Ce paragraphe a été largement utilisé par les adversaires de l’initiative. Pourquoi a-t-il disparu de la documentation allemande accessible sur le site internet du parti alors qu’il figure toujours dans le texte français? «Ce chapitre a été retiré une fois que le canton de Bâle a montré qu’il était possible de faire autrement. L’argumentaire allemand a été actualisé lorsque nous avons changé le site internet du PS, mais il n’a pas été jugé nécessaire de l’actualiser en français», explique, embarrassé par cette différence, Jean-Yves Gentil, porte-parole du parti.
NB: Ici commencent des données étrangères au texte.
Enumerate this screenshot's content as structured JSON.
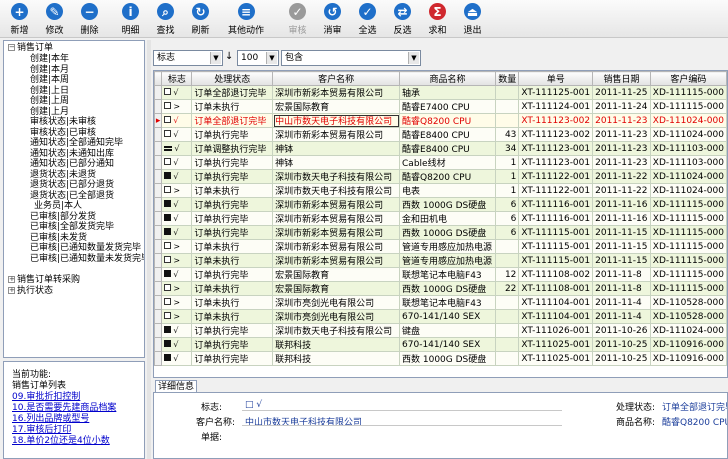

La ministre socialiste des Finances, de Bâle-Ville, Eva Herzog, a présenté un modèle qui permet d’effectuer le saut à 22% pour les tranches de revenu de plus de 250 000 francs en maintenant la charge fiscale de la classe moyenne basse par des déductions. Ce scénario est devenu la nouvelle bible du PS; il lui a permis de supprimer le chapitre encombrant.

L’argumentaire dit aussi que l’initiative pose un «premier jalon important» pour «atteindre plus d’équité fiscale». Dans ces colonnes (LT du 09.11.2010), Alain Berset a assuré que le PS n’avait pas de «plan secret» visant à imposer d’autres contraintes aux cantons. Pourtant, la NZZ vient de faire ressurgir un «Manifeste fiscal» rédigé en 2009 à l’initiative de l’ONG Déclaration de Berne. Soutenue par le PS, cette philippique réclame de nouveaux impôts (gains en capitaux, successions) et «une harmonisation des impôts cantonaux». Alors? Alors, Alain Berset dénonce un «procès d’intention» et souligne qu’il n’est pas favorable à une harmonisation complète qui imposerait aux cantons des taux d’impôt obligatoires. «Aucune modification ne peut de toute manière se faire sans l’appui de la population», ajoute-t-il.